Hotels in Dubai, United Arab Emirates, reported growth in revenues and profits while Abu Dhabi saw rates and profits decline in March 2012. RevPAR in Dubai increased 9.3% to US$298.29 in March driven by a 6.8% growth in ADR to US$341.77 and a relatively marginal increase of 2.0 percentage point in occupancy. In terms of profits, GOPPAR for the month saw a growth of 12.6% to US$271.5, significantly higher than the other GCC city surveyed. Once again, hotels in Dubai have benefited from a series of tourism events held in the city through out the month.

Performance levels for hotels in Abu Dhabi, United Arab Emirates, remained subdued in March compared to the same period last year. Although occupancy remained stable at 74.8%, ADR for the month declined 12.2% causing a similar decline in RevPAR. The 10.1% drop in TRevPAR, combined with a 3.7% increase in payroll has resulted in a sharp drop in profits during the month, which saw GOPPAR drop 18.7% to reach US$101.64.

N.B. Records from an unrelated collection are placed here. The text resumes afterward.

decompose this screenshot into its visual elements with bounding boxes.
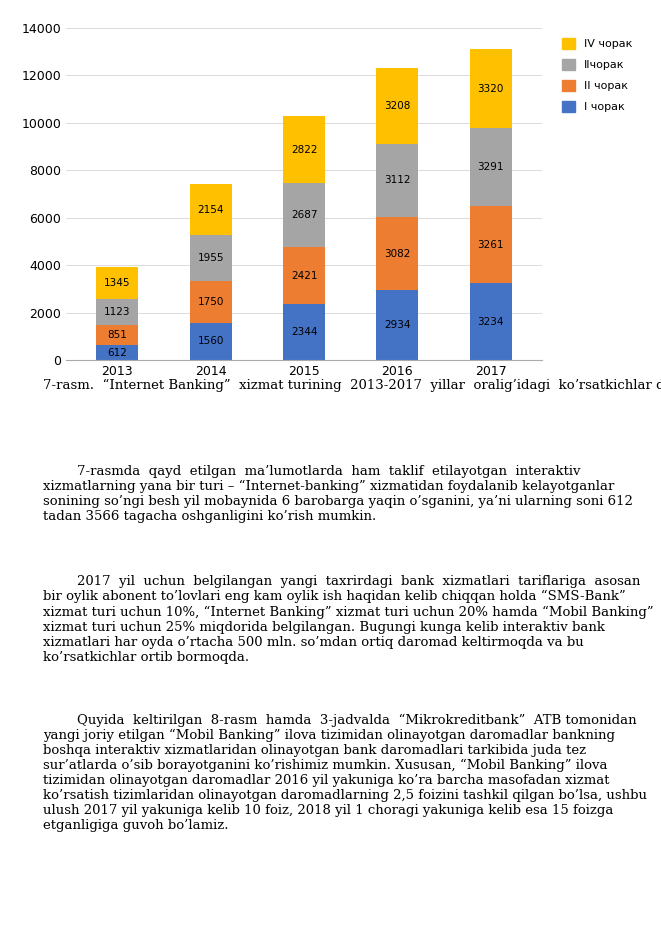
Text: 1345: 1345 bbox=[104, 278, 131, 288]
Bar bbox=[97, 298, 138, 325]
Bar bbox=[376, 144, 418, 217]
Bar bbox=[470, 128, 512, 206]
Text: 3234: 3234 bbox=[477, 317, 504, 326]
Bar bbox=[190, 281, 232, 323]
Bar bbox=[190, 184, 232, 235]
Text: 3261: 3261 bbox=[477, 239, 504, 250]
Text: 7-rasmda  qayd  etilgan  ma’lumotlarda  ham  taklif  etilayotgan  interaktiv xiz: 7-rasmda qayd etilgan ma’lumotlarda ham … bbox=[43, 465, 633, 523]
Text: 2154: 2154 bbox=[198, 205, 224, 215]
Text: 1750: 1750 bbox=[198, 297, 224, 308]
Bar bbox=[470, 50, 512, 128]
Text: 3208: 3208 bbox=[384, 101, 410, 110]
Bar bbox=[190, 235, 232, 281]
Bar bbox=[97, 266, 138, 298]
Bar bbox=[376, 291, 418, 360]
Bar bbox=[283, 116, 325, 183]
Text: 3291: 3291 bbox=[477, 162, 504, 172]
Bar bbox=[470, 283, 512, 360]
Bar bbox=[470, 206, 512, 283]
Bar bbox=[283, 183, 325, 247]
Text: 3320: 3320 bbox=[477, 83, 504, 94]
Text: 2687: 2687 bbox=[291, 210, 317, 220]
Text: 1123: 1123 bbox=[104, 307, 131, 317]
Text: 2017  yil  uchun  belgilangan  yangi  taxrirdagi  bank  xizmatlari  tariflariga : 2017 yil uchun belgilangan yangi taxrird… bbox=[43, 575, 654, 664]
Text: 2934: 2934 bbox=[384, 320, 410, 330]
Text: 3112: 3112 bbox=[384, 176, 410, 185]
Legend: IV чорак, IIчорак, II чорак, I чорак: IV чорак, IIчорак, II чорак, I чорак bbox=[557, 34, 637, 117]
Bar bbox=[97, 325, 138, 345]
Bar bbox=[283, 305, 325, 360]
Bar bbox=[376, 67, 418, 144]
Bar bbox=[97, 345, 138, 360]
Text: 2344: 2344 bbox=[291, 327, 317, 338]
Text: Quyida  keltirilgan  8-rasm  hamda  3-jadvalda  “Mikrokreditbank”  ATB tomonidan: Quyida keltirilgan 8-rasm hamda 3-jadval… bbox=[43, 713, 647, 832]
Text: 2822: 2822 bbox=[291, 145, 317, 155]
Bar bbox=[376, 217, 418, 291]
Text: 2421: 2421 bbox=[291, 271, 317, 280]
Text: 851: 851 bbox=[108, 330, 128, 340]
Text: 1955: 1955 bbox=[198, 253, 224, 264]
Text: 3082: 3082 bbox=[384, 249, 410, 259]
Text: 612: 612 bbox=[108, 348, 128, 358]
Text: 1560: 1560 bbox=[198, 337, 224, 347]
Bar bbox=[190, 323, 232, 360]
Bar bbox=[283, 247, 325, 305]
Text: 7-rasm.  “Internet Banking”  xizmat turining  2013-2017  yillar  oralig’idagi  k: 7-rasm. “Internet Banking” xizmat turini… bbox=[43, 379, 661, 392]
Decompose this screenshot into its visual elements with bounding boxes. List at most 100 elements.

In terms of the performance trends for first quarter of the year, the Abu Dhabi citywide ADR stood 19.2% below last year at US$162.36, while GOPPAR was 20.8% below the same period last, averaging at US$108.17 for the first three months of the year.

“In Abu Dhabi, the sharp drop in profitability of 4-star and 5-star hotels is driven by a combination of factors and not just limited to the impact of the drop in rates,” said Goddard. “While this has certainly had a negative impact on the citywide RevPAR, our survey indicates that a more substantial drop in non-rooms revenues such as conference and banqueting revenues and food and beverage revenues, as well as a notable increase in certain costs such as payroll costs and utilities have caused additional damage to the bottom line.”